The Raven was such a nice surprise. A gentle, genteel adventure, with an unlikely lead character, and the engaging atmosphere of a Sunday afternoon murder mystery. An antithesis to so much of gaming, it was a charming tale of an almost-retired Swiss policeman, and his stumbling into a confusion of thefts and murders aboard the Orient Express and a luxury cruise ship. And then, cliffhanger ending. Rather than offering some useful resolution, we last see Constable Anton Jakob Zellner in mortal danger, and were told to wait a month for it to continue. The month is long up, so here’s wot I think of its saggy middle:
I had my suspicions, and they are proven correct. It was a mistake to break a single game into three parts. In fact, it’s just damned peculiar that if they were going to break this two-sided story at all, that it wasn’t directly down the middle. For about halfway through this halfway episode, you switch from playing as Zellner to someone else – to the Raven him/herself (if you’ve played the game, you’ll understand the deception on my part here), who’ll you’ll continue to play as throughout the third chapter. So, um, why on Earth was that not the splitting point, rather than creating this odd hodgepodge of a brief, unsatisfying chapter?

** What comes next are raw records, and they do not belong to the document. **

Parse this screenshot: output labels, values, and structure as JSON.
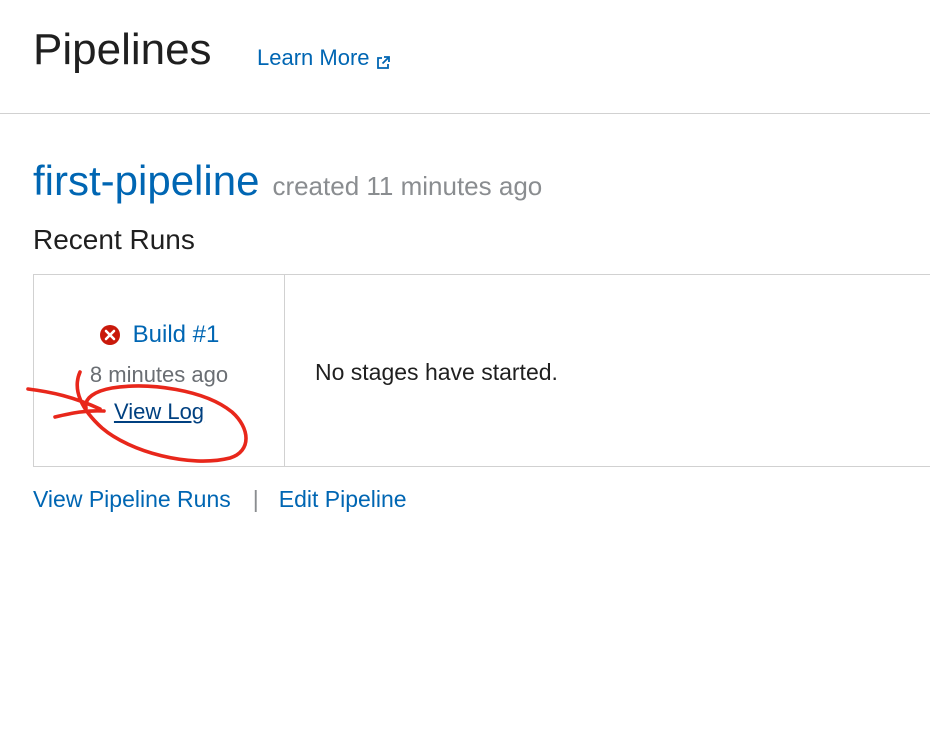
{
  "header": {
    "title": "Pipelines",
    "learn_more": "Learn More",
    "external_link_icon": "external-link-icon"
  },
  "pipeline": {
    "name": "first-pipeline",
    "created": "created 11 minutes ago"
  },
  "recent_runs": {
    "title": "Recent Runs",
    "runs": [
      {
        "status_icon": "error-circle-icon",
        "status_color": "#c9190b",
        "name": "Build #1",
        "time": "8 minutes ago",
        "view_log": "View Log"
      }
    ],
    "stages_message": "No stages have started."
  },
  "footer": {
    "view_runs": "View Pipeline Runs",
    "separator": "|",
    "edit": "Edit Pipeline"
  },
  "annotation": {
    "color": "#e8271b",
    "shape": "hand-drawn circle with arrow"
  }
}
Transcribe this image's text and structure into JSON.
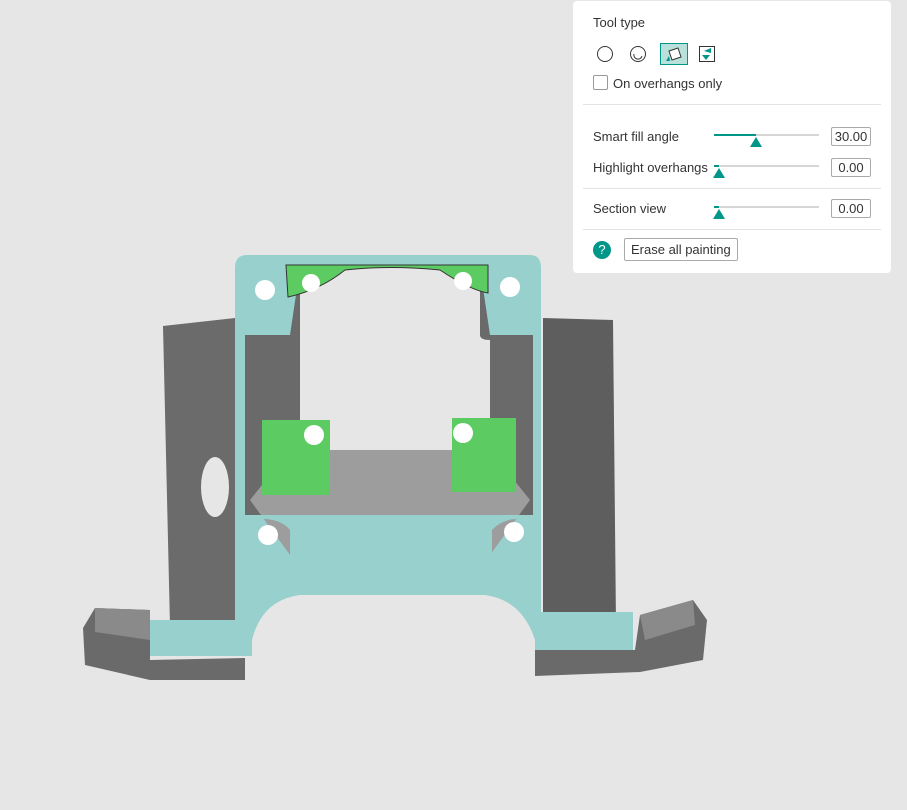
{
  "panel": {
    "tool_type_label": "Tool type",
    "tools": [
      {
        "name": "circle",
        "selected": false
      },
      {
        "name": "sphere",
        "selected": false
      },
      {
        "name": "fill",
        "selected": true
      },
      {
        "name": "gap-fill",
        "selected": false
      }
    ],
    "overhangs_only_label": "On overhangs only",
    "overhangs_only_checked": false,
    "smart_fill": {
      "label": "Smart fill angle",
      "value": "30.00",
      "fraction": 0.35
    },
    "highlight": {
      "label": "Highlight overhangs",
      "value": "0.00",
      "fraction": 0
    },
    "section": {
      "label": "Section view",
      "value": "0.00",
      "fraction": 0
    },
    "help_icon": "?",
    "erase_label": "Erase all painting"
  },
  "colors": {
    "accent": "#009688",
    "frame": "#97d0cc",
    "painted": "#5ccc62"
  }
}
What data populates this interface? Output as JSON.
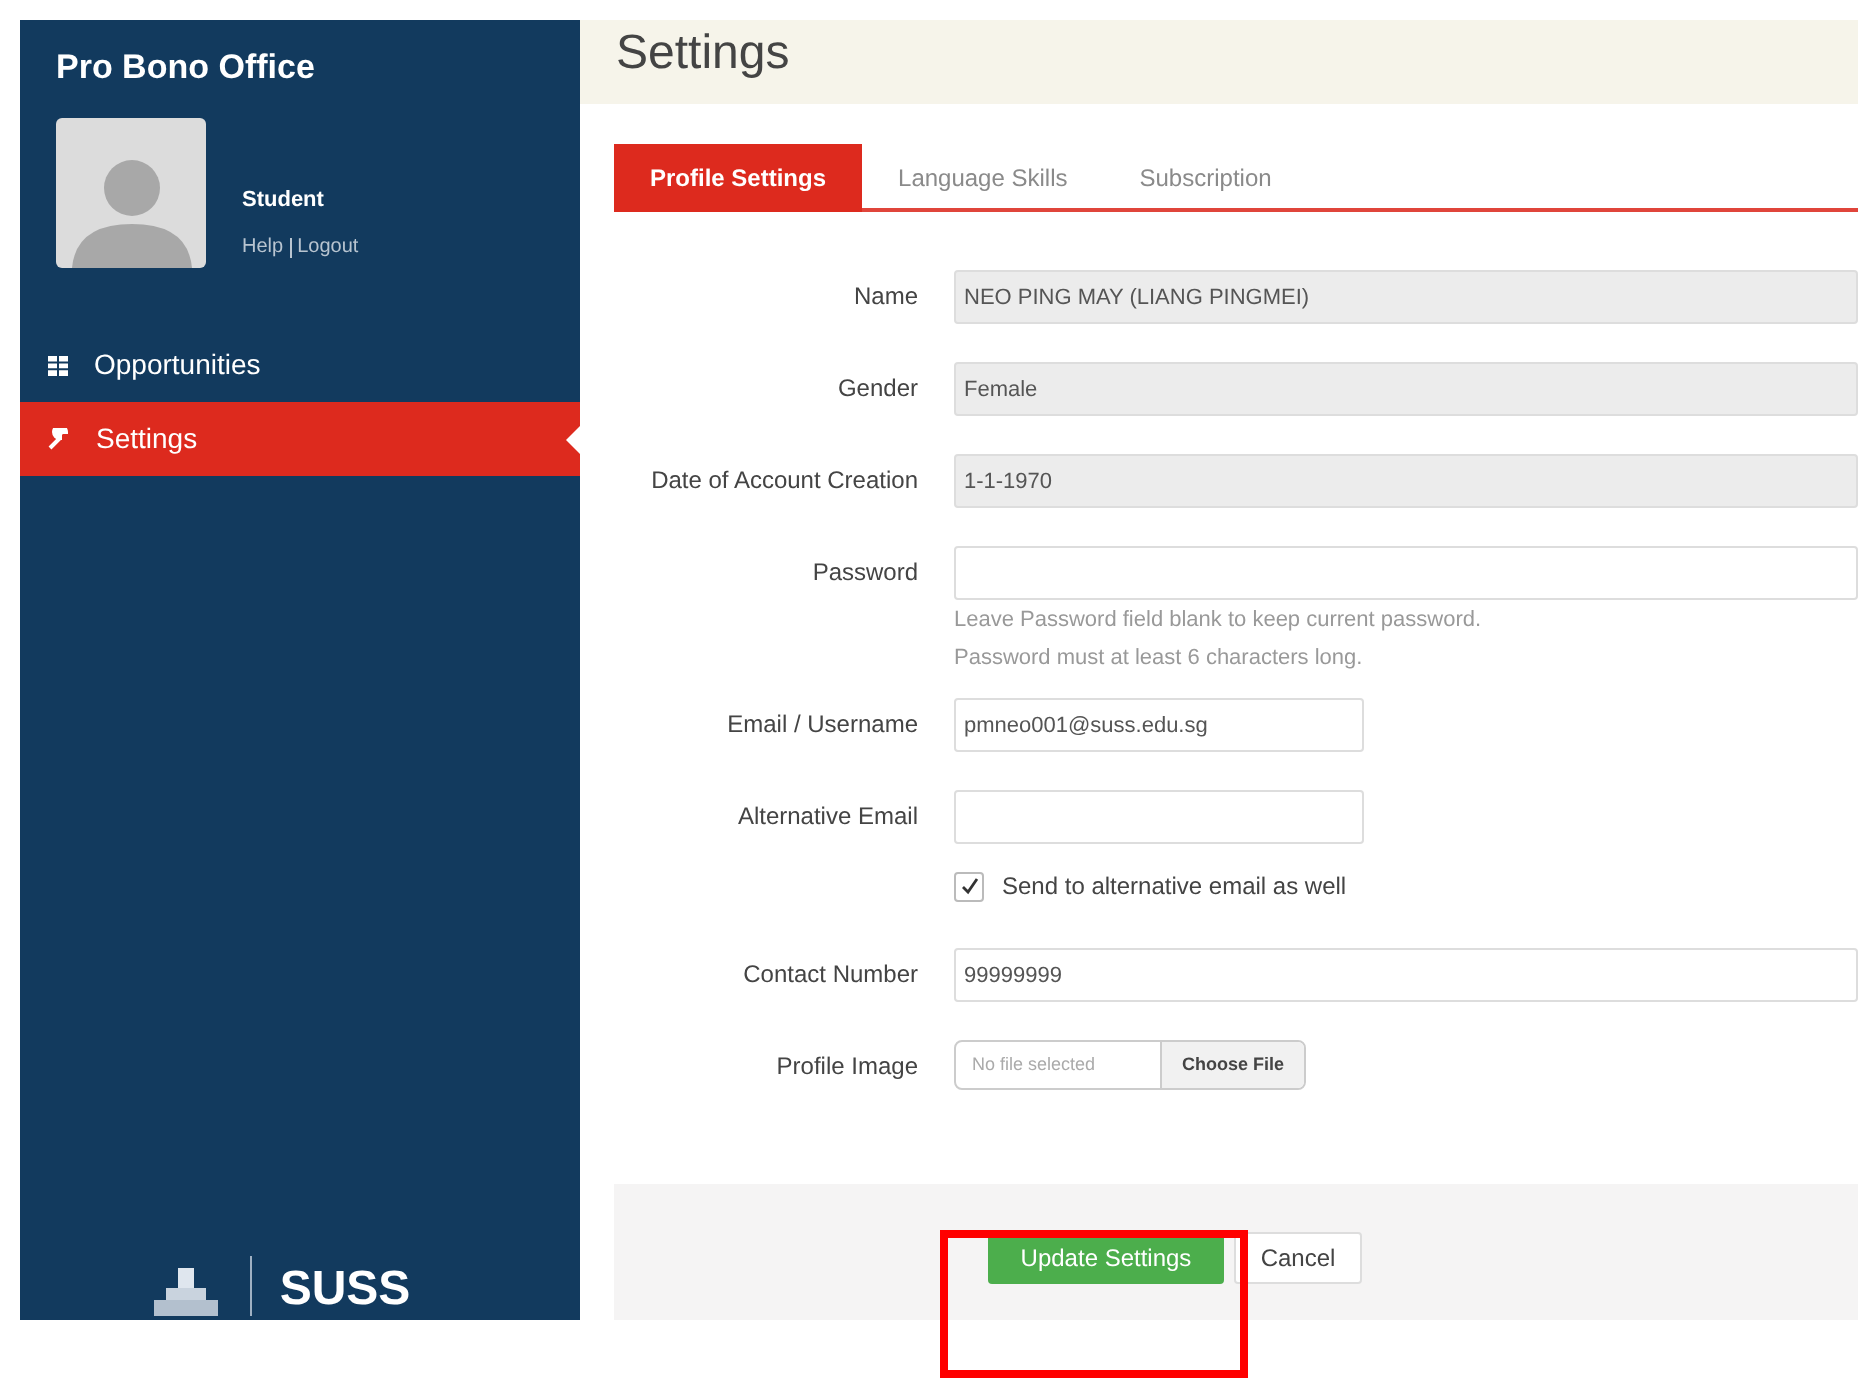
{
  "sidebar": {
    "title": "Pro Bono Office",
    "user": {
      "role": "Student",
      "links": [
        {
          "label": "Help"
        },
        {
          "label": "Logout"
        }
      ]
    },
    "items": [
      {
        "label": "Opportunities",
        "kind": "grid",
        "selected": false
      },
      {
        "label": "Settings",
        "kind": "wrench",
        "selected": true
      }
    ],
    "logo": {
      "text": "SUSS"
    }
  },
  "page": {
    "title": "Settings"
  },
  "tabs": [
    {
      "label": "Profile Settings",
      "selected": true
    },
    {
      "label": "Language Skills",
      "selected": false
    },
    {
      "label": "Subscription",
      "selected": false
    }
  ],
  "form": {
    "fields": [
      {
        "kind": "readonly",
        "label": "Name",
        "value": "NEO PING MAY (LIANG PINGMEI)"
      },
      {
        "kind": "readonly",
        "label": "Gender",
        "value": "Female"
      },
      {
        "kind": "readonly",
        "label": "Date of Account Creation",
        "value": "1-1-1970"
      },
      {
        "kind": "password",
        "label": "Password",
        "hints": [
          "Leave Password field blank to keep current password.",
          "Password must at least 6 characters long."
        ]
      },
      {
        "kind": "short",
        "label": "Email / Username",
        "value": "pmneo001@suss.edu.sg"
      },
      {
        "kind": "short",
        "label": "Alternative Email"
      },
      {
        "kind": "checkbox",
        "label": "Send to alternative email as well",
        "checked": true
      },
      {
        "kind": "text",
        "label": "Contact Number",
        "value": "99999999"
      },
      {
        "kind": "file",
        "label": "Profile Image",
        "status": "No file selected",
        "button": "Choose File"
      }
    ],
    "buttons": [
      {
        "label": "Update Settings",
        "kind": "primary"
      },
      {
        "label": "Cancel",
        "kind": "default"
      }
    ]
  },
  "annotation": {
    "kind": "highlight_box"
  }
}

Coming in at what must be half the length of the first part, you end up with a game that’s closing up threads that should have been resolved a month back, and starting off new ones that obviously don’t go anywhere. Zellner’s participation naturally doesn’t reach a satisfactory ending either, since that’s being saved for the big finish. It’s such an odd way of going about things. What’s here is mostly the same as the previous release, with an emphasis on conversations, and a couple of okay-ish puzzles. However, it also lets in a lot of sloppiness, sequences that skip about as if scenes are missing, and fundamentally dumb design choices that frustrate in what should be a relaxing experience.

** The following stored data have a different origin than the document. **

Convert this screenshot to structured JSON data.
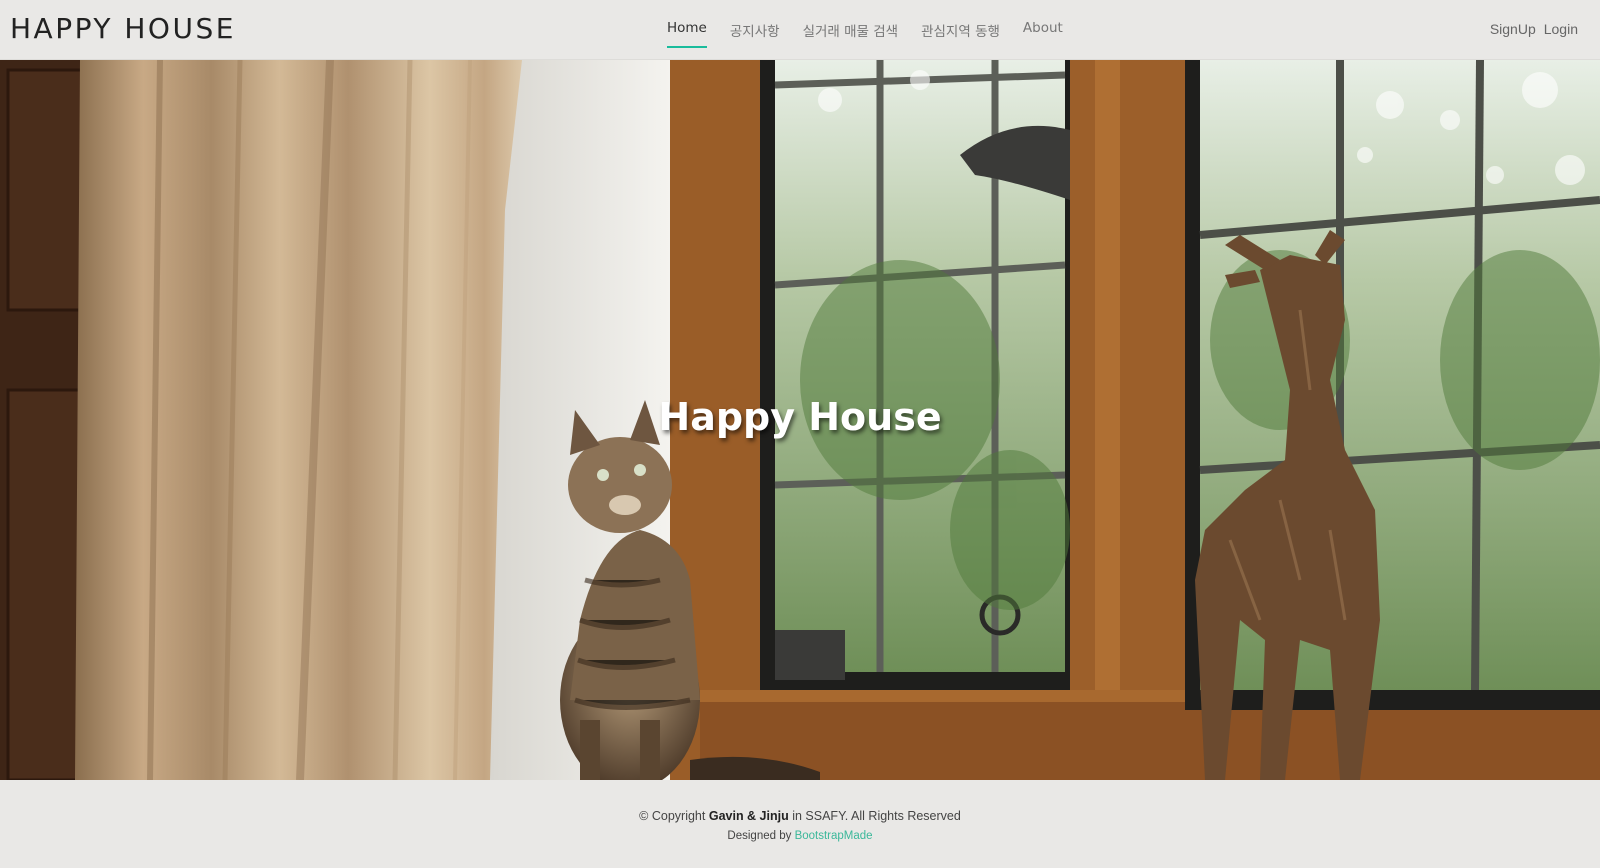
{
  "header": {
    "logo": "HAPPY HOUSE",
    "nav": [
      {
        "label": "Home",
        "active": true
      },
      {
        "label": "공지사항",
        "active": false
      },
      {
        "label": "실거래 매물 검색",
        "active": false
      },
      {
        "label": "관심지역 동행",
        "active": false
      },
      {
        "label": "About",
        "active": false
      }
    ],
    "signup": "SignUp",
    "login": "Login"
  },
  "hero": {
    "title": "Happy House"
  },
  "footer": {
    "copyright_prefix": "© Copyright",
    "copyright_owner": "Gavin & Jinju",
    "copyright_suffix": "in SSAFY. All Rights Reserved",
    "designed_by": "Designed by",
    "designer": "BootstrapMade"
  },
  "colors": {
    "accent": "#1abc9c",
    "link": "#3bb89a",
    "header_bg": "#e9e8e6"
  }
}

So, without spoiling anything if you’ve not finished the first part, things pick up with Zellner escaping from his immediate predicament. And immediately things feel scrappy. If you try to free yourself in the “wrong” order, you get killed (which feels a little incongruous) and the sequence starts over. The “right” order makes absolutely no sense over anything else you might have tried, and the game is off straight away on the wrong foot. Events then move on to Cairo, and the museum in which the jewels that the game is built around are to be displayed. And here it gets back into the swing of things, the same pleasingly calm Zellner sensibly and intelligently pursuing his own suspicions and avoiding the officials around him, his dry, wry wit hitting home a good number of times. It’s short-lived, but it reminded me why I’d loved the first part so much, and I was happily plugging away once more.
The sloppiness was present, though. One puzzle involves piecing together some information from various exhibits in the museum. But figure it out for yourself and tough, you still have to have stared at the right thing at the right time for things to trigger. Worse, at one point Zellner says he’s taking down notes in his notebook that don’t appear, meaning you’re left not sure what you’ve missed, until he then shows those invisible notes to someone else, somewhere else. It’s just too loose.

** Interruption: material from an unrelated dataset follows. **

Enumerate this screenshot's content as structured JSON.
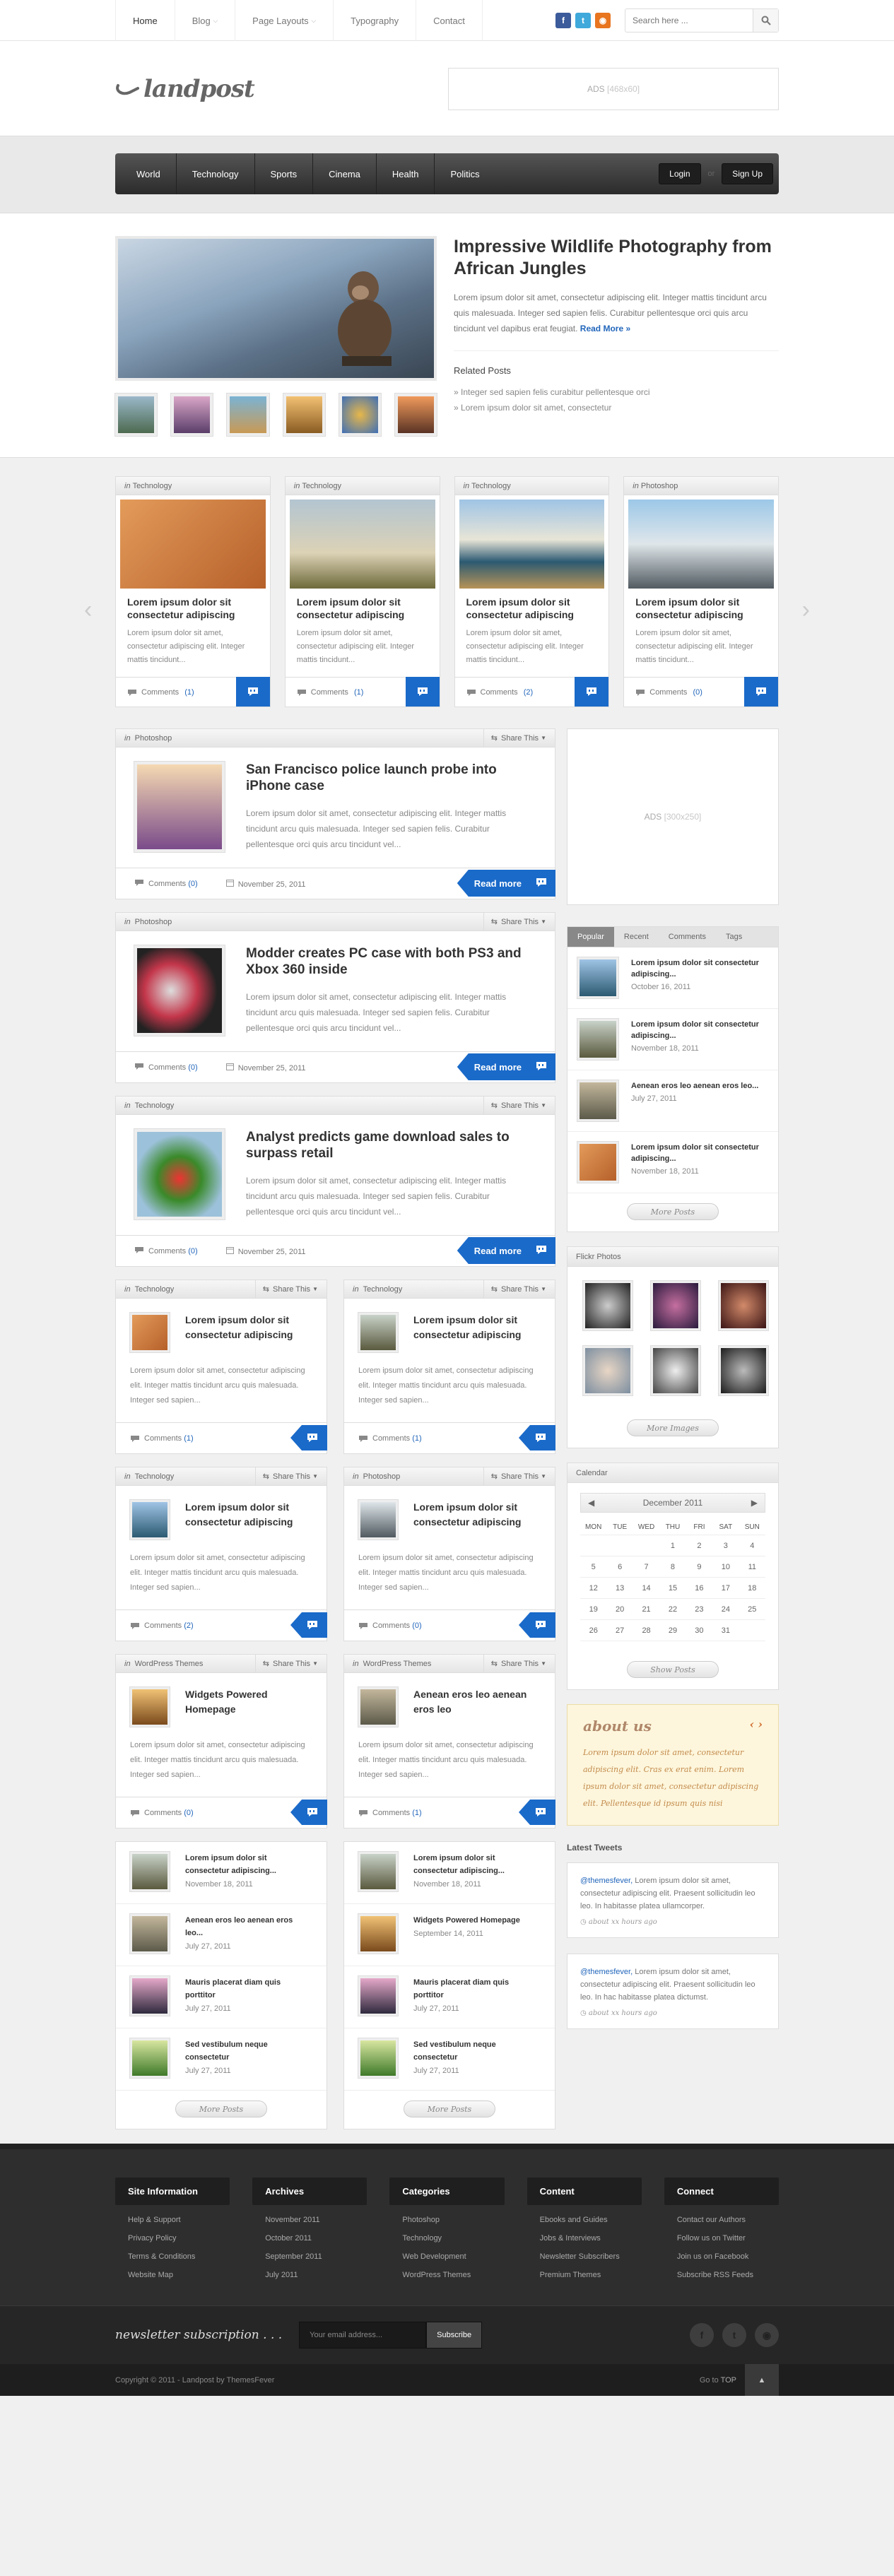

Then comes the switch, the game essentially restarting, this time viewed from the perspective of the thief. Except, sort of. Well, you’ll have to see for yourself. It’s odd. Anyway, from here there is what should have been the pleasure of filling in the gaps from your previous viewpoint, seeing the parallel story and allowing the two to fit together. And to a point, it does that – but a very brief, very superficial point. Leftover mysteries are explained, like the locked train compartment belonging to the doctor, and how exactly the envelope found its way on top of the safe. But these are just bullet points, not strung together with any new content. It’s like ticking off the three or four unexplained moments, and then repeating the same for the opening moments of the cruise.
Plus the puzzles become even more silly here. A dreary sequence of being forced to traipse back and forth multiple times along and above the train is made utterly stupid by your need to find a screwdriver, despite already having one on a penknife. Worse, to get the pointless second screwdriver you need a scene to trigger, but it failed to for me the first time, so I ended up going back and forth twice more until it randomly occurred. Then I was able to unscrew something I should have been able to from the start. A point driven home, incredibly, by a scene just a few minutes later in which the same character uses the same penknife’s screwdriver to get out of a box. Oh, and the first one is described by the game as “a wrench”. What?
It’s that level of messiness that has spoiled almost every European adventure of the last decade, and it was so pleasingly absent from the first part of The Raven. It’s no pleasure to find the plague has spread.
It’s pretty important to note that if you already bought the game, this isn’t going to cost you anything. The game, at £21, includes all three parts as they appear – the third and final section due at the end of this month. However, it also means it’s far harder to so enthusiastically recommend picking this up now, not knowing if the quality will continue to plummet into the third part. From the high standard and promise of the first part, the expectations were for the same qualities to continue, and indeed for each part to be about the same length. Neither has proven to be the case, which is a huge shame. A shame that will be relatively easily rectified if the third part gets things back on track, but we’ll have to wait and see now.